The goal is to access a dataset that contains information about athletes who participated in the Olympics Games. However, the dataset contains only the athletes' ID number, date of birth, and three-letter country code. We want to replace the athletes' ID number by their full name and the country code by the full country name via a VLOOKUP operation. For this purpose, we access a second dataset that contains the athlete-country dictionary, containing all athletes' ID numbers and their full names as well as all country codes and the full country names.
💡 To view each node's configuration, select the node and see the configuration pane on the right side of the workflow editor.
Let's walk through the different nodes involved in this operation:
Excel Reader nodes:
Since the folder with the data is already included when you download the workflow, in the "File and Sheet" tab, we choose to "Read from" the "Current workflow data area" and select the dataset.

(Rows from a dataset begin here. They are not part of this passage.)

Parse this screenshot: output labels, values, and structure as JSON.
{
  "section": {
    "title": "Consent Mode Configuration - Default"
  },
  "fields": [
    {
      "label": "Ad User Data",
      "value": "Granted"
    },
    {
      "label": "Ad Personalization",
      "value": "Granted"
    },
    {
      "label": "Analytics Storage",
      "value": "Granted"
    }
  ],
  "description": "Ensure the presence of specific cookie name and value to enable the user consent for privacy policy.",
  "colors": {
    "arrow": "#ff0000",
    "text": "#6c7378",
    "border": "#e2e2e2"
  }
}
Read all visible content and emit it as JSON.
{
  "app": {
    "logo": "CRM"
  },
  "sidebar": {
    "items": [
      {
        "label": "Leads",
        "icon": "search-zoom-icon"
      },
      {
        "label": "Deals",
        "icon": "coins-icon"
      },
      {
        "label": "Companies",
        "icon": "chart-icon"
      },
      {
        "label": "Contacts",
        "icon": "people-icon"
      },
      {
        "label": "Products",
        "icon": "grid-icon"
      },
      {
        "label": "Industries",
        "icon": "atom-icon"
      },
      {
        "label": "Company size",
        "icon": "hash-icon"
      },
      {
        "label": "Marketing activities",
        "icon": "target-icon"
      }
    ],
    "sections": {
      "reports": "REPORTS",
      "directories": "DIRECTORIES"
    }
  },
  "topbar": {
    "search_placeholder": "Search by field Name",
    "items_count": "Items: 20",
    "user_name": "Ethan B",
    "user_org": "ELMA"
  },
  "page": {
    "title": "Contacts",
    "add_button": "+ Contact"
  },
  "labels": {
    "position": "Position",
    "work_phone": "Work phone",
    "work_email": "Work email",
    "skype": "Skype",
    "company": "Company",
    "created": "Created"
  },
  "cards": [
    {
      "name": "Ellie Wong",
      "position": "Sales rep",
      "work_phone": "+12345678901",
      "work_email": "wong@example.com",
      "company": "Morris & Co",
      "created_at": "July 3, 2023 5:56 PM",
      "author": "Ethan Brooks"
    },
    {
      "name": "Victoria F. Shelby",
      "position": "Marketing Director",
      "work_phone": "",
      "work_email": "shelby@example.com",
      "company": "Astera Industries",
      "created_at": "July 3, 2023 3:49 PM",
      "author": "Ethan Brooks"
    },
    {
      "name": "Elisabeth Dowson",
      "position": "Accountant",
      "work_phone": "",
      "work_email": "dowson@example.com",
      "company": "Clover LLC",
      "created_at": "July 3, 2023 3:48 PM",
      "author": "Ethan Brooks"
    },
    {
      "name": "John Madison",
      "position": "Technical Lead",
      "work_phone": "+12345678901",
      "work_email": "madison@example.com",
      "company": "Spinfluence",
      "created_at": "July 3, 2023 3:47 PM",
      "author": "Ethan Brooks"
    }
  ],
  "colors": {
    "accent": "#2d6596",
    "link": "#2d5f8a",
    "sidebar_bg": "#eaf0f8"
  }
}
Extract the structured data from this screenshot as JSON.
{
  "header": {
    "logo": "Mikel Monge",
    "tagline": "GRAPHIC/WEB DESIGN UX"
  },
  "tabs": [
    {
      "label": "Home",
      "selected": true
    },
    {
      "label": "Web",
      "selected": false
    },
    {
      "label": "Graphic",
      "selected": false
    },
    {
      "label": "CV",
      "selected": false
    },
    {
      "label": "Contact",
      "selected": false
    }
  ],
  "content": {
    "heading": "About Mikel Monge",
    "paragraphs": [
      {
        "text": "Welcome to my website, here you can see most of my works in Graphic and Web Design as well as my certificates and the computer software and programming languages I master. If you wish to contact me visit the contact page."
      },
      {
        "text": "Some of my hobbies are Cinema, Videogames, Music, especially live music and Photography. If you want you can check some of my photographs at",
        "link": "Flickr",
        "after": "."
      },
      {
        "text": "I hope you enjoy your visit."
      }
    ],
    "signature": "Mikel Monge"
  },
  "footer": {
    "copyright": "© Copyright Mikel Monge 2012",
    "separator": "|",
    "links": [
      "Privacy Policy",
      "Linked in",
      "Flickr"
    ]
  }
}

In the "Data Area" tab, we select to read the "Whole sheet" and unflag to skip "empty rows". This configuration allows us to read the sheet as it is. The intent is to respect its original structure.
Number to String node:
We convert the "athlete_id" column to string. This is required to properly perform the VLOOKUP later because a Value Lookup node requires the two columns that are compared to be of identical column types.
Value Lookup nodes:
With the first Value Lookup node, we add the athletes' names to the input data. As lookup column in the input data table, we define column "A"; as key column in the dictionary table, we use column "athlete_id". In the include/exclude panel, we only include the column "athlete" as this is the column that contains the athletes' full name.
With the second Value Lookup node, we add the full country names to the input data. As lookup column in the input data table, we define column "E"; as key column in the dictionary table, we use column "coutry_noc". In the include/exclude panel, we only include the column "country" as this is the column that contains the full country names.
Variable Creator + Cell Updater nodes:
You might have noticed that the input data table does not contain proper column names. The column header is placed in Row 3. The two columns "athlete" and "country" which were added via the Value Lookup nodes are missing a header value.
Variable Creator node: We create two flow variables: "athlete-header" with the value "athlete" and "country-header" with the value "country". We will use these flow variables to replace the missing header values in the data table.
Cell Updater nodes: The first Cell Updater node replaces the missing value in column "athlete", Row 3. The second Cell Updater node replaces the missing value in column "country", Row 3.
Table Updater node:
At the top port, we pass our original input data (without the lookup values) with the column "A" renamed into "athlete" and "E" to "country" to match the column names of the dictionary table. At the bottom port, we pass the sheet with the appended athlete names and country names in the columns "athlete" and "country".
The Table Updater node compares inputs and updates the content of matching cell in the top input table. A cell is matching if they share the same column name and RowID.
We have now updated our input data table so that the "athlete_id" column was replaced by the athletes' full names and the "country_noc" column was replaced by the full country name.
Excel Writer node:
We append the dataset to a new sheet called "Sheet_1_modified" in the existing Excel file located in the workflow data area.
We unflag the "Write column headers" checkbox to maintain the original table structure.
After executing the node, the file will open automatically.
As you can see from the output, we have the same sheet structure but now with country names and athlete names instead of country codes and athlete IDs.